The decision comes a few months after the Supreme Court verdict on Uttarakhand. The court had then struck down the centre’s decision to impose President’s Rule in the hill state and eventually paved the way for Congress chief minister Harish Rawat to prove his majority on the floor.
There is a pattern here. Congress cannot manage its infighting; BJP sees potential and stokes it further. That is natural in competitive democracy. But then, the centre goes further and uses pliable governors to start distorting the rules of the game. The aim is to enable a change in the balance of power in the state. This is where BJP ends up flirting with constitution and legality.
Make no mistake. If any party has been a master at this game, it is the Congress. The use of Article 356 to dismiss unfriendly governments of other parties, engineer defections and use pliable governors as puppets was an art perfected by the grand old party.
But the BJP has shown it is no different. For a party that claims to be committed to cooperative federalism, it shows little hesitation in using any opening it can see to maximise power in states outside its control.
The BJP under Amit Shah is a dynamic party. It is constantly thinking of ways to expand its social base and geographical reach- this is more than you can say about the Congress at the moment. But what the BJP has to understand is that the only sustainable way to expand its base is through the hard work of democratic politics.
Look at the irony. The BJP top brass, including Shah and strategist Ram
Madhav, are scheduled to be in Guwahati to formally launch North East Democratic Alliance to mark a push in the region. The Assam victory was a big breakthrough for the party. It has allowed it to become a serious player in the region for the first time. All the headlines however would not be about the political push - but the political setback in Arunachal Pradesh.
There is a simple lesson here for the party.
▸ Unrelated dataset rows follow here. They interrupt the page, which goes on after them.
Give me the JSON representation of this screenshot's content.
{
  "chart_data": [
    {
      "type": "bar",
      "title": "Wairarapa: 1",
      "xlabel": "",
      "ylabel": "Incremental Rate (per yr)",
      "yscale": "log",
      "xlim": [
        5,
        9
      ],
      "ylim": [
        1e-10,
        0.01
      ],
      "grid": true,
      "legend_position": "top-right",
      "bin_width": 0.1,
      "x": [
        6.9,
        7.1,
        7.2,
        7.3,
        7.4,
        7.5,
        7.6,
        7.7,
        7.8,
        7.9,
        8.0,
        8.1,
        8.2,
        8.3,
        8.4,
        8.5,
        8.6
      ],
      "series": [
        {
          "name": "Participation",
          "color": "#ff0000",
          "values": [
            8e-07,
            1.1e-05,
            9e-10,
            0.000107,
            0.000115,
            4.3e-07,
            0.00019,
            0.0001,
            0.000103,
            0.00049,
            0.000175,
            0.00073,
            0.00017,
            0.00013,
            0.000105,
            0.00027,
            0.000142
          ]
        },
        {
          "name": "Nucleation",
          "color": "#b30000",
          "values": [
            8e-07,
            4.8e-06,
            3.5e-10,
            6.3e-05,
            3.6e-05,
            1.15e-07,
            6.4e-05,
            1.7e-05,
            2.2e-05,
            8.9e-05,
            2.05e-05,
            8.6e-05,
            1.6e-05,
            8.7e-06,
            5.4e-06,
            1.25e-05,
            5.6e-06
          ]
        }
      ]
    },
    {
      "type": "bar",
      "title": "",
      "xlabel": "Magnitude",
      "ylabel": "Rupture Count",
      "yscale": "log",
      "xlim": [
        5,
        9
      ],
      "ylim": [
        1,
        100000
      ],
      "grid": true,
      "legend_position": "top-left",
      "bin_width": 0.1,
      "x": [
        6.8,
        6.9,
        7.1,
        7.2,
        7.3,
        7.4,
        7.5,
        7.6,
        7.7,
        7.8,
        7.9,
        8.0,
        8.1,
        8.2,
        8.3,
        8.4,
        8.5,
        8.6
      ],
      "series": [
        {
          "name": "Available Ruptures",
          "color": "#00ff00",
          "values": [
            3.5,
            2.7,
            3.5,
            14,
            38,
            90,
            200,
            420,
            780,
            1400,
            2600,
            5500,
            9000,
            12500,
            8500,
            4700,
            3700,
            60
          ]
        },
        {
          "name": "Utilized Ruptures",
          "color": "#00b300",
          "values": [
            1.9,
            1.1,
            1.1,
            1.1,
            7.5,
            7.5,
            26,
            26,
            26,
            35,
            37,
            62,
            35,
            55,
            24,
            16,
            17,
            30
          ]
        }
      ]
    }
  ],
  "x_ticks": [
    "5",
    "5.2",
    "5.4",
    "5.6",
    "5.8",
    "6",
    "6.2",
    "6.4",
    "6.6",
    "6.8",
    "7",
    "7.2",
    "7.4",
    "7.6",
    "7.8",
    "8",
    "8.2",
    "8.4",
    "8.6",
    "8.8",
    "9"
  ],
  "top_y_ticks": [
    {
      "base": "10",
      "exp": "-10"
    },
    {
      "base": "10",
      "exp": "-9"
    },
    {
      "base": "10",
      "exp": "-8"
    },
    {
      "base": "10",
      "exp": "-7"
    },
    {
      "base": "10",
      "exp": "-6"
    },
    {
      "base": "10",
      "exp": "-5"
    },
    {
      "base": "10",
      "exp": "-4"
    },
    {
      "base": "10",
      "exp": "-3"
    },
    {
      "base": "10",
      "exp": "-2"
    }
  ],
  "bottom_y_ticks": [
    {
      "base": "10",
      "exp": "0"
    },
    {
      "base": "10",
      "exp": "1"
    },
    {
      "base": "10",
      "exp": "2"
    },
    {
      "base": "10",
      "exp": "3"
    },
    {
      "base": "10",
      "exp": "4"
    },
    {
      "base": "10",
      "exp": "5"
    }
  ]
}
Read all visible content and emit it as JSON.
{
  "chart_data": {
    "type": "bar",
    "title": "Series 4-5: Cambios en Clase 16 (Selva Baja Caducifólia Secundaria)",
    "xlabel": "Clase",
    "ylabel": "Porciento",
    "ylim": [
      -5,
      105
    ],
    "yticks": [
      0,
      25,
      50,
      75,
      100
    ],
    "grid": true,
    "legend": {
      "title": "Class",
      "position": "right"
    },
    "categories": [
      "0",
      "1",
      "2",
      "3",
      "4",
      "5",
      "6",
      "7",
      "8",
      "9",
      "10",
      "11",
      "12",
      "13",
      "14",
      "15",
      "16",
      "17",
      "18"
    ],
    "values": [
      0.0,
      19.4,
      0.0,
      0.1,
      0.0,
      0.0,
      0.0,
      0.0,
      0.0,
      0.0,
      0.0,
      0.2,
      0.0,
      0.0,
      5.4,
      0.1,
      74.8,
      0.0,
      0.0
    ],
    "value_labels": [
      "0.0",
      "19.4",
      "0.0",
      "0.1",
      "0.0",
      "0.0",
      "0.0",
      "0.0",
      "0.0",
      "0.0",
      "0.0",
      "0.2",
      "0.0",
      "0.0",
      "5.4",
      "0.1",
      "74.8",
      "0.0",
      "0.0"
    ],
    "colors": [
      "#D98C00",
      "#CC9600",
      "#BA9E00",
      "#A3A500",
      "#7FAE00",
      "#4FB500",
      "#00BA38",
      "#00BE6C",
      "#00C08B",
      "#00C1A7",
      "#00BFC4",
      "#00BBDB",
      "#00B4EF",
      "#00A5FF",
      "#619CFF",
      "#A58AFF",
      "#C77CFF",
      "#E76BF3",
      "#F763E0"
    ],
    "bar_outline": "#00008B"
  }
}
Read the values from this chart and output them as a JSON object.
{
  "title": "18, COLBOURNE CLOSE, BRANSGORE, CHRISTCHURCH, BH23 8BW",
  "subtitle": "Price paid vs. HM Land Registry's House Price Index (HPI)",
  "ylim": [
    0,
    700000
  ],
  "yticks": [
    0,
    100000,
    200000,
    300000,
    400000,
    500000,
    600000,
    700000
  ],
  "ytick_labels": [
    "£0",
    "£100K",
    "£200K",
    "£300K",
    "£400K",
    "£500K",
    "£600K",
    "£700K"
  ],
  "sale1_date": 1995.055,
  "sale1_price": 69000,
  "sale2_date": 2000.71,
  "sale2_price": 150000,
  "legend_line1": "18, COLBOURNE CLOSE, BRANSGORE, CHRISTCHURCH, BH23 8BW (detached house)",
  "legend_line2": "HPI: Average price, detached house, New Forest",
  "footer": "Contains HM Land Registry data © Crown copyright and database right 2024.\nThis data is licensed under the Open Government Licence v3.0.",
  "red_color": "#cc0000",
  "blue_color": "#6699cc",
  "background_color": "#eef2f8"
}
Continue investing organisational energy in expanding through legitimate political means. Abusing central power and playing games to topple governments in the middle of their terms through suspect methods is counter productive. And this is because Indian federalism today is deeply rooted, and institutions of accountability--particularly the courts--are so strong that it is difficult to get away with executive excesses. Being ambitious is good for a party. But there are ways to achieve those ambitions. Playing foul will not yield those goals.